Homo Sapiens and the Power of Fictionalized Communication

As stated by Harari, the Cognitive Revolution is “the point when history declared its independence from biology” (Harari, p. 37). Essentially, it is the point where the ideas and stories of humankind overtake the importance of physical characteristics and survival. The Cognitive Revolution creates a distinctive difference between Homo Sapiens and the other animal inhabitants of Earth, as witnessed by the way in which religion and governments become staples of human exsistence. Between 70,000 and 30,000 years ago, the Cognitive Revolution defined Sapiens’ civilization, until the manipulation of particular plant and animal species spurred the Agricultural Revolution. Across the globe, areas with populated with plants and animals capable of being domesticated turned to agriculture, and the domesticated resources spread. In one sense, the Agricultural Revolution instigated the suffering of a majority of individuals, and yet it is a beacon of evolutionary success. (Harari, p. 97).

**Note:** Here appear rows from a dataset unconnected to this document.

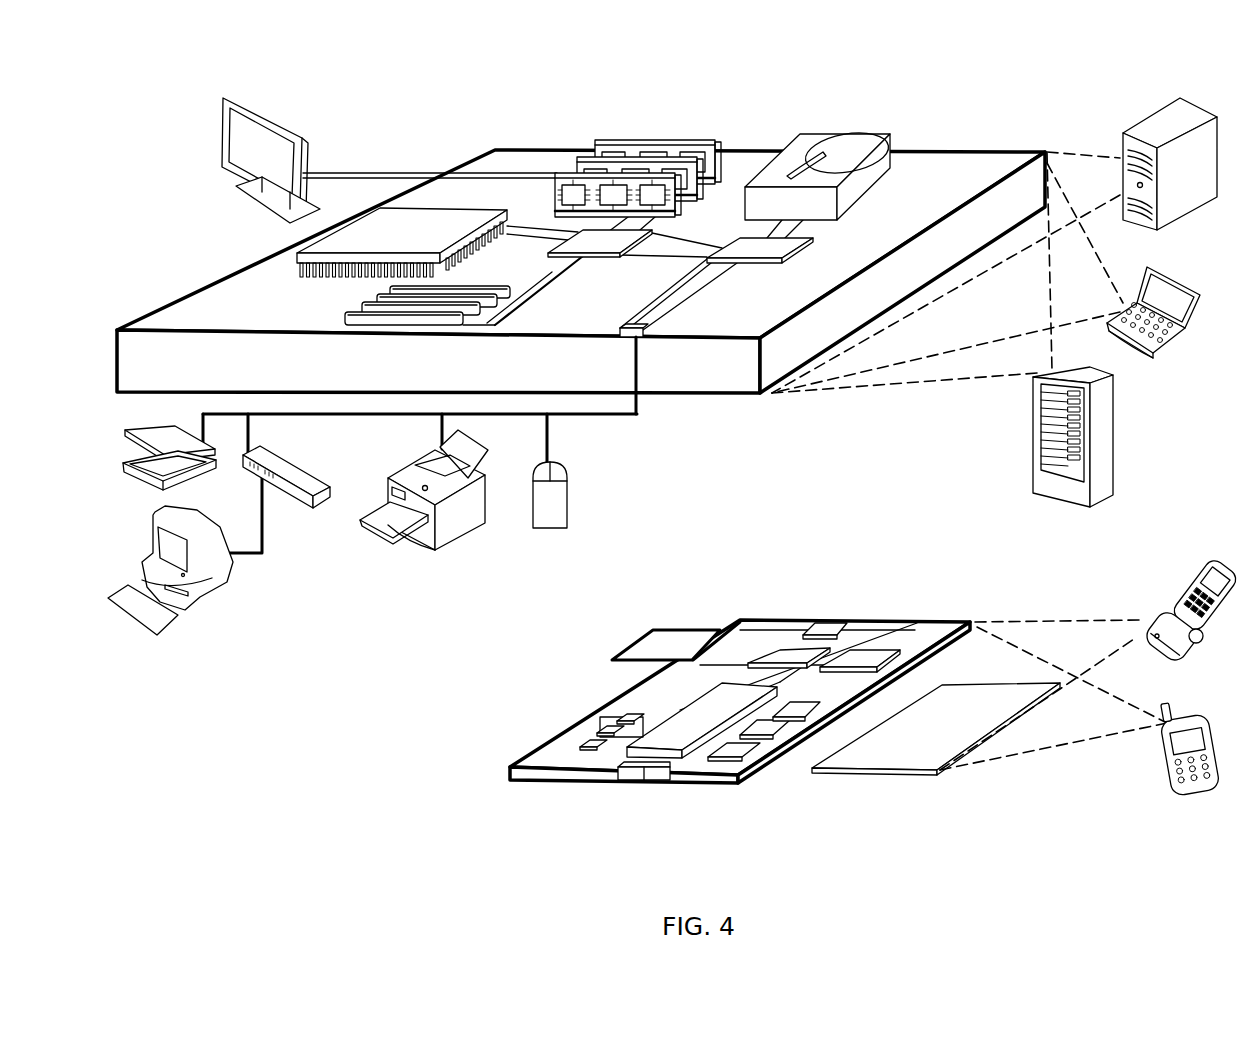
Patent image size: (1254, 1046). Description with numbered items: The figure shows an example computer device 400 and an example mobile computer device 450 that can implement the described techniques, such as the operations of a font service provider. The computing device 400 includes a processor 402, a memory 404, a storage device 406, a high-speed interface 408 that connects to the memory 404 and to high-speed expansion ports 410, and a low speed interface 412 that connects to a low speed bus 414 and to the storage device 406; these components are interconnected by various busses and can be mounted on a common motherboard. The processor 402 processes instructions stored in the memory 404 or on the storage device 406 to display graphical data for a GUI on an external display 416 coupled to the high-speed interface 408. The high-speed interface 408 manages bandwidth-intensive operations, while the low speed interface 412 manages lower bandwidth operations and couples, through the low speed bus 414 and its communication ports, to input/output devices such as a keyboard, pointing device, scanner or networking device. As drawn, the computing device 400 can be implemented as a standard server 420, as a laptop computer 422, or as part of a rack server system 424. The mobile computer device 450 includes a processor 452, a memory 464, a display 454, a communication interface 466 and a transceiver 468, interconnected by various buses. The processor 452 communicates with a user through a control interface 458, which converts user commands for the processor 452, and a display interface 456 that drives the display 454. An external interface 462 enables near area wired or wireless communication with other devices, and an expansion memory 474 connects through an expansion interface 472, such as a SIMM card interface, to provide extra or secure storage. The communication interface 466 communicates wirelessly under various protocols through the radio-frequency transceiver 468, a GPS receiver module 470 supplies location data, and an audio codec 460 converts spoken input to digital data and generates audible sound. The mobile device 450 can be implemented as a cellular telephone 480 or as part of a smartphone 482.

The computing device 400 is at (417, 117).
The processor 402 is at (297, 260).
The memory 404 is at (608, 138).
The storage device 406 is at (828, 130).
The high-speed interface 408 is at (580, 243).
The high-speed expansion ports 410 is at (365, 300).
The low speed interface 412 is at (760, 247).
The low speed bus 414 is at (648, 338).
The display 416 is at (222, 100).
The standard server 420 is at (1120, 134).
The laptop computer 422 is at (1147, 270).
The rack server system 424 is at (1033, 457).
The mobile computer device 450 is at (720, 596).
The processor 452 is at (672, 780).
The display 454 is at (938, 775).
The display interface 456 is at (750, 773).
The control interface 458 is at (780, 737).
The audio codec 460 is at (797, 719).
The external interface 462 is at (643, 782).
The memory 464 is at (597, 733).
The communication interface 466 is at (788, 657).
The transceiver 468 is at (863, 657).
The GPS receiver module 470 is at (825, 628).
The expansion interface 472 is at (718, 630).
The expansion memory 474 is at (653, 630).
The cellular telephone 480 is at (1193, 567).
The smartphone 482 is at (1174, 699).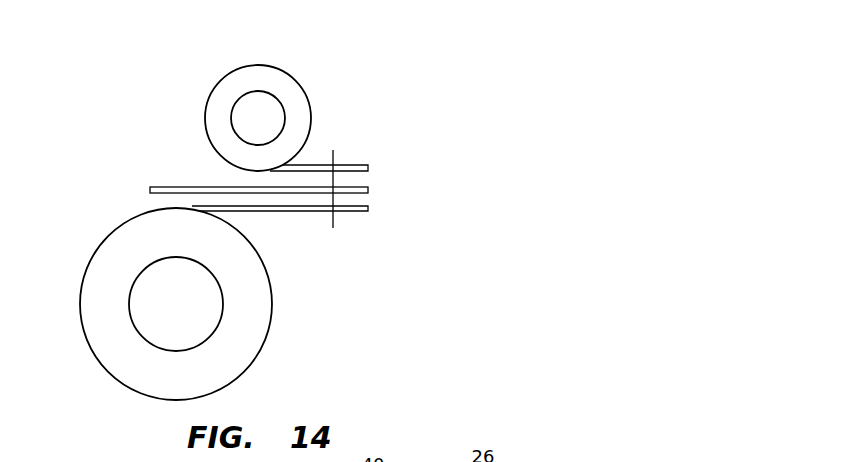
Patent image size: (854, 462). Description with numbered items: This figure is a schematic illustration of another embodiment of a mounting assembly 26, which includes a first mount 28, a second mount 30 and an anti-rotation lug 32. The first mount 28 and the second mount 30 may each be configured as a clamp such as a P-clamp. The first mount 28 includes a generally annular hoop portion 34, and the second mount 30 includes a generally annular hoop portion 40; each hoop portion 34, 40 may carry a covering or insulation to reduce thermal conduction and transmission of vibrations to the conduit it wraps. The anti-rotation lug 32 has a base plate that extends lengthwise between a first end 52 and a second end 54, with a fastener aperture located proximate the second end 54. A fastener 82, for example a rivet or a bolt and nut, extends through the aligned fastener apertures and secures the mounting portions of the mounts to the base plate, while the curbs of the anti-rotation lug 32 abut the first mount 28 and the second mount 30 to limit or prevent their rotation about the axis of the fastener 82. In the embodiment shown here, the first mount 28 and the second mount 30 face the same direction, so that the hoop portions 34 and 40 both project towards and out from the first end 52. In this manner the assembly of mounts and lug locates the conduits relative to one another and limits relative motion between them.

The mounting assembly 26 is at (427, 122).
The first mount 28 is at (285, 320).
The second mount 30 is at (313, 82).
The anti-rotation lug 32 is at (178, 181).
The hoop portion 34 is at (117, 360).
The hoop portion 40 is at (257, 75).
The first end 52 is at (150, 190).
The second end 54 is at (368, 190).
The fastener 82 is at (335, 220).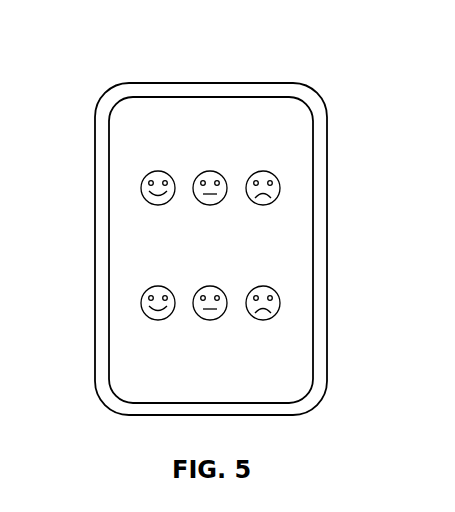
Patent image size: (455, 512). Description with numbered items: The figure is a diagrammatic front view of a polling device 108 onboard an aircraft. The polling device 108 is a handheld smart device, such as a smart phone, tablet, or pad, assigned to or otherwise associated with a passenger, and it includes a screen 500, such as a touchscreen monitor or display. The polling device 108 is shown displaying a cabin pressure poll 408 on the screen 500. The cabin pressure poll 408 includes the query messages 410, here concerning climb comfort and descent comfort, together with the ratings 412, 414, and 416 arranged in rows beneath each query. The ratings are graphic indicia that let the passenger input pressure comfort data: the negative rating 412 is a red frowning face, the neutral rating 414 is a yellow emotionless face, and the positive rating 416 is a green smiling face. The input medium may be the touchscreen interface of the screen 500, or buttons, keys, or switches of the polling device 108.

The polling device 108 is at (322, 65).
The cabin pressure poll 408 is at (133, 227).
The query messages 410 is at (222, 110).
The negative rating 412 is at (282, 188).
The neutral rating 414 is at (252, 186).
The positive rating 416 is at (141, 188).
The screen 500 is at (280, 224).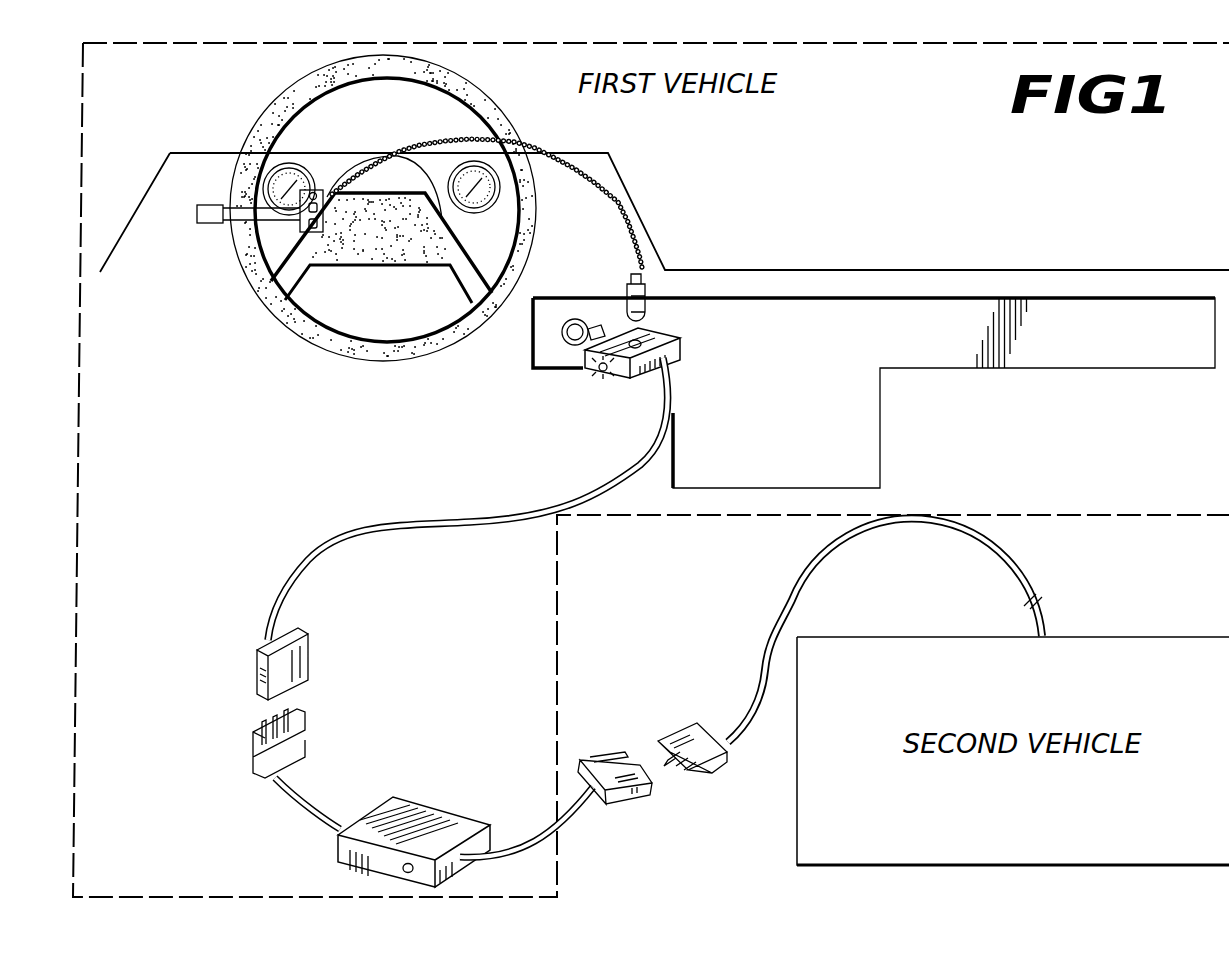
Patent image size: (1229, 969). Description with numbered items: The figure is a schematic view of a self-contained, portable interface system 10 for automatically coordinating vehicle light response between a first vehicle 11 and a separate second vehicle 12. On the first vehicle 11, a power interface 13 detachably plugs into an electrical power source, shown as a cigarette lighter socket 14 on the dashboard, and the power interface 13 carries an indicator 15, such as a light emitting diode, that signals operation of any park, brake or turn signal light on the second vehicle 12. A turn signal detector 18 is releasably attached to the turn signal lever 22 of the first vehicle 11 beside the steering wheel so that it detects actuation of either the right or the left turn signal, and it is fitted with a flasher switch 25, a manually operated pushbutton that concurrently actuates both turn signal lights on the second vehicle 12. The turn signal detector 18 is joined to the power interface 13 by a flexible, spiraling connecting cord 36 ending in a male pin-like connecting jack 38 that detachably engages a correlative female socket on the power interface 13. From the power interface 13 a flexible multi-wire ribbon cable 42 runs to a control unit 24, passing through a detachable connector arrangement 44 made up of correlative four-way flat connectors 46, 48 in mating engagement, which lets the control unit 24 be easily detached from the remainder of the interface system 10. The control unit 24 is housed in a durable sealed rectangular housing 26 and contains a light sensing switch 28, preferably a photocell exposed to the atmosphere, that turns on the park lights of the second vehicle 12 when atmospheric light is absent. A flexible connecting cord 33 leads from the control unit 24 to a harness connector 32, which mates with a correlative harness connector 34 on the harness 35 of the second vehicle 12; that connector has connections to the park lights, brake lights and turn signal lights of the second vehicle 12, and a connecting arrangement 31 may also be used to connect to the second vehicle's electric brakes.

The interface system 10 is at (488, 474).
The first vehicle 11 is at (1228, 433).
The second vehicle 12 is at (860, 636).
The power interface 13 is at (657, 374).
The cigarette lighter socket 14 is at (556, 335).
The indicator 15 is at (600, 378).
The turn signal detector 18 is at (285, 236).
The turn signal lever 22 is at (198, 216).
The control unit 24 is at (340, 830).
The flasher switch 25 is at (325, 190).
The rectangular housing 26 is at (415, 808).
The light sensing switch 28 is at (400, 870).
The connecting arrangement 31 is at (652, 774).
The harness connector 32 is at (588, 758).
The flexible connecting cord 33 is at (525, 843).
The correlative harness connector 34 is at (690, 726).
The harness 35 is at (765, 643).
The spiraling connecting cord 36 is at (612, 163).
The male pin-like connecting jack 38 is at (651, 283).
The multi-wire ribbon cable 42 is at (650, 333).
The detachable connector arrangement 44 is at (270, 695).
The four-way flat connector 46 is at (307, 640).
The four-way flat connector 48 is at (305, 745).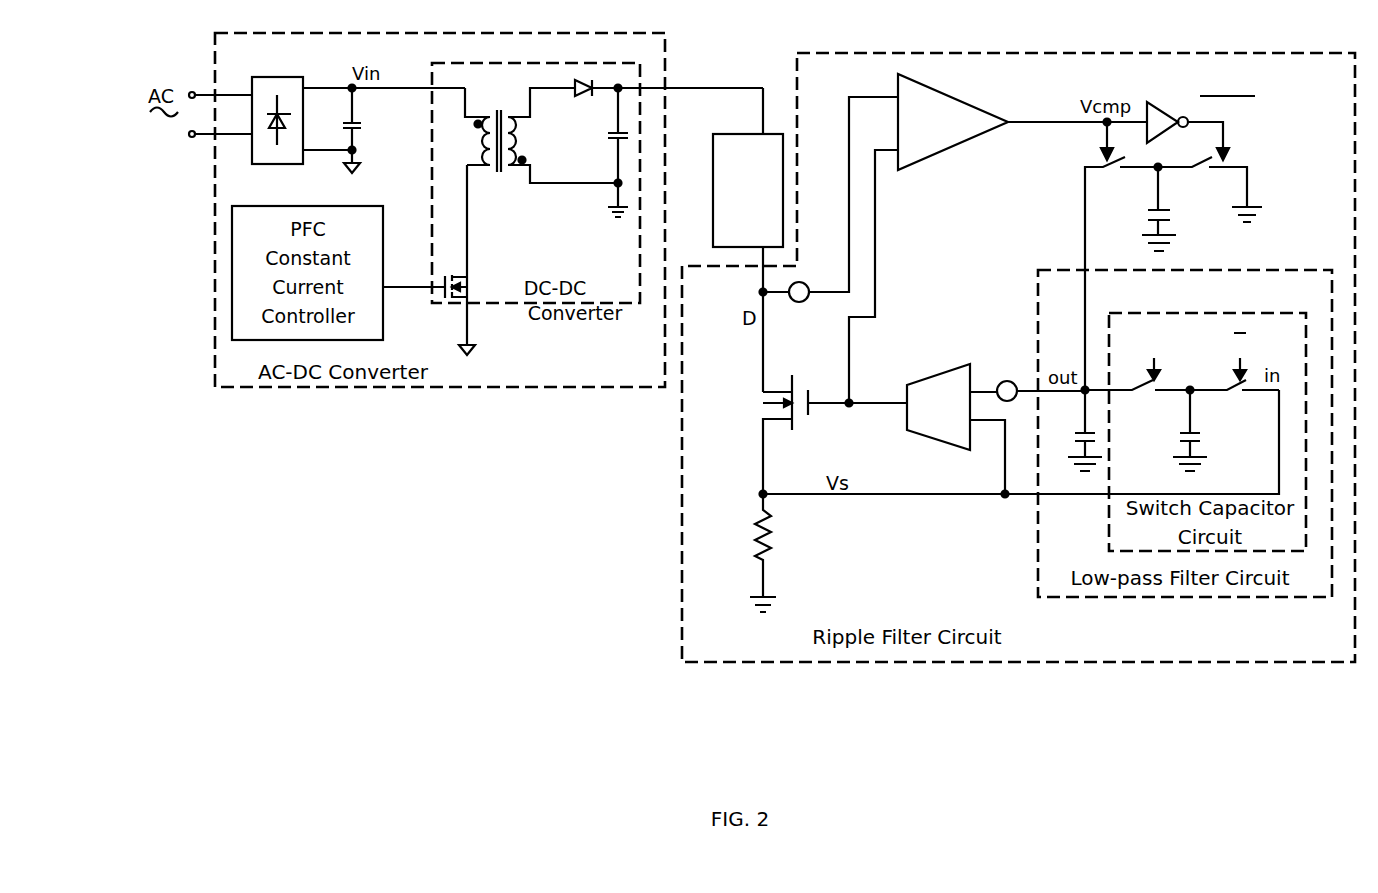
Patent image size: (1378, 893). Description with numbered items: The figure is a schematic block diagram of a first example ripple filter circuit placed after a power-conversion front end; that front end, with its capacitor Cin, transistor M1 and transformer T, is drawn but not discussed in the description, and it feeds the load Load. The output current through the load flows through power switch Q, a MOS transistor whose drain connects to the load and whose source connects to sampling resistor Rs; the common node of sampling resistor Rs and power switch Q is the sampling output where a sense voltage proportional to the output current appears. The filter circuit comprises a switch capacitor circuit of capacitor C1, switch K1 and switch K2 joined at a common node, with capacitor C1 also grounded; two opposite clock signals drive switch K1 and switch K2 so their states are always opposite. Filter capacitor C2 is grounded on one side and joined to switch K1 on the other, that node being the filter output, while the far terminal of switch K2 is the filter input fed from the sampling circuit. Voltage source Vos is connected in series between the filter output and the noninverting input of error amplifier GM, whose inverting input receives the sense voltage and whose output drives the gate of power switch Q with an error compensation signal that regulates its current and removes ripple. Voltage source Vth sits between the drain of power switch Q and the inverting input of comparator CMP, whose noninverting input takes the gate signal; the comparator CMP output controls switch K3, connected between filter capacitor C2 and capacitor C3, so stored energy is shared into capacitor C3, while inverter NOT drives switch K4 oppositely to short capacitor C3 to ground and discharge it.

The input capacitor Cin is at (368, 130).
The power switch transistor M1 is at (445, 260).
The transformer T is at (531, 135).
The load Load is at (748, 240).
The voltage source Vth is at (830, 216).
The comparator CMP is at (928, 238).
The inverter NOT is at (1199, 116).
The switch K3 is at (1121, 273).
The switch K4 is at (1210, 189).
The capacitor C3 is at (1169, 208).
The power switch Q is at (792, 434).
The error amplifier GM is at (956, 429).
The voltage source Vos is at (1036, 371).
The sampling resistor Rs is at (742, 553).
The filter capacitor C2 is at (1073, 430).
The switch K1 is at (1137, 377).
The switch K2 is at (1234, 376).
The capacitor C1 is at (1179, 429).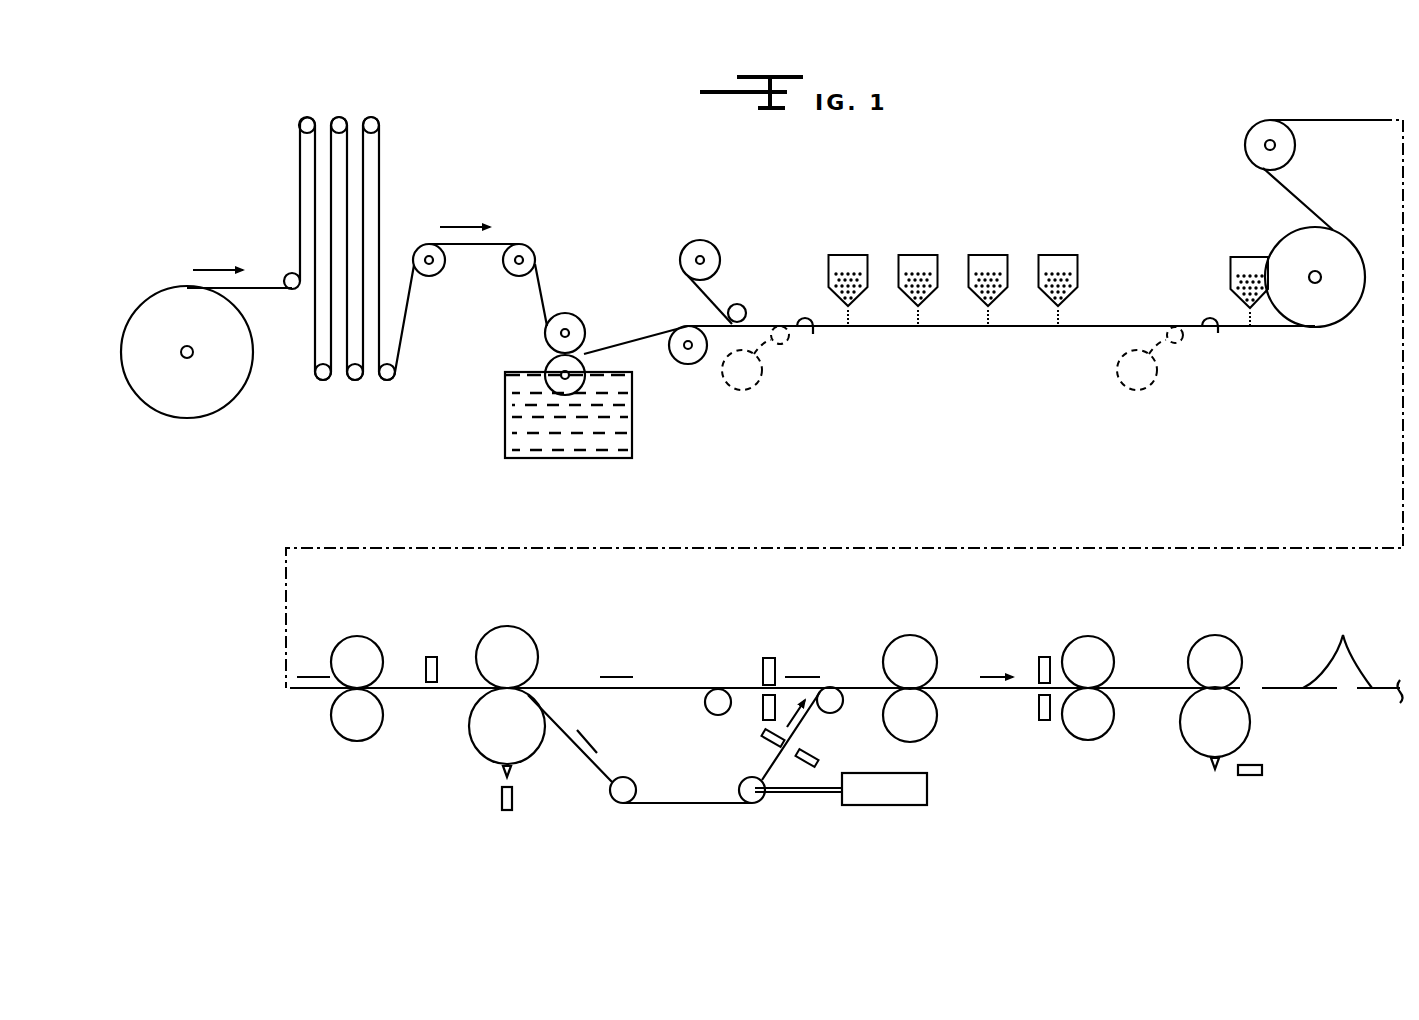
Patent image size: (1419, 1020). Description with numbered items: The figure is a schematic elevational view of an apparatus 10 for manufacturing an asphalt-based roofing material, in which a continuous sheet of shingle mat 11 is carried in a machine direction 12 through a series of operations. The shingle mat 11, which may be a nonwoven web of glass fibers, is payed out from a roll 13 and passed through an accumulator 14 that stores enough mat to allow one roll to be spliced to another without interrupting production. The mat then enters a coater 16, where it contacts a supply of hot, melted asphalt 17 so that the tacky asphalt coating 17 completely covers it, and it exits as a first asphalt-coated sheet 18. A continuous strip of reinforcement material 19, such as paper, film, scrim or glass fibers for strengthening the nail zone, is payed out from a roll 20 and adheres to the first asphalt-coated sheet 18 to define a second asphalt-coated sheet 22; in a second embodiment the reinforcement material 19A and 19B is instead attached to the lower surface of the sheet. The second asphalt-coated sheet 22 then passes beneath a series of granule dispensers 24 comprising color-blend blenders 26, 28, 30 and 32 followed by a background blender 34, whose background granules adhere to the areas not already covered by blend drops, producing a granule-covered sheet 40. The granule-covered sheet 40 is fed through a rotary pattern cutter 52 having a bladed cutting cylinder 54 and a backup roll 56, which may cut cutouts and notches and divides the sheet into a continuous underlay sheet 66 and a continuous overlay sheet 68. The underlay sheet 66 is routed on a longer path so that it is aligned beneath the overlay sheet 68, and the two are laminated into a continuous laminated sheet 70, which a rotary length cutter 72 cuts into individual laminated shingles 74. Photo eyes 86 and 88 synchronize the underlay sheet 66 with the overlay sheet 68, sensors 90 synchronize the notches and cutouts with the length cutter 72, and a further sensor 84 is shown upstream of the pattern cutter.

The apparatus 10 is at (230, 152).
The shingle mat 11 is at (262, 292).
The machine direction 12 is at (210, 266).
The roll 13 is at (175, 392).
The accumulator 14 is at (405, 150).
The coater 16 is at (505, 380).
The asphalt coating 17 is at (617, 413).
The first asphalt-coated sheet 18 is at (627, 330).
The reinforcement material 19 is at (712, 297).
The reinforcement material 19A is at (766, 352).
The reinforcement material 19B is at (1160, 352).
The roll 20 is at (690, 243).
The second asphalt-coated sheet 22 is at (811, 340).
The granule dispensers 24 is at (907, 185).
The initial granule blender 26 is at (828, 263).
The color-blend blender 28 is at (898, 263).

Harari explains that Homo sapiens became dominant through our methods of communication. Not only because of the complex malleability of our language, but also the way we utilize this language. Humans create fictional entities and decide to believe in them en masse. With this ability, millions of people can be constrained to conform under the guise of religious institutions and governing bodies, and cooperate or antagonize in a way that other species are incapable (Harari, p. 31). I find this a brilliant way of assessing human civilization, but I have always theorized that this was a result of becoming a dominant species, not the reason behind it. If Harari is correct in his explanation—and I do think he makes a compelling case, though I am not entirely unconvinced that Homo Sapiens simply won the evolutionary lottery by chance—then one of the facets of humanity I find most detestable is also the facet which sets us apart from all other life on Earth.

1 thought on “Homo Sapiens and the Power of Fictionalized Communication”

  1. In your post you do a nice job describing the revolutions, cognitive and agricultural. The distinction between that you brought up between humanity and biology is one faucet of the book that I personally dislike. Biology still plays a large part of human society and that excluding it as much as Harari does, doesn’t tell the full story. Human evolution was a long process where the word “revolution” should not be used, rather there was an evolution of the learned behavior. Language and Agriculture was developed through thousands of years of trial and error and societal changes. The fact is that we will probably never find out how we won as you called it the “genetic lottery”, but civilization was developed between the period of 100,000 and 10,000 years ago. Chance governs a lot of human lives.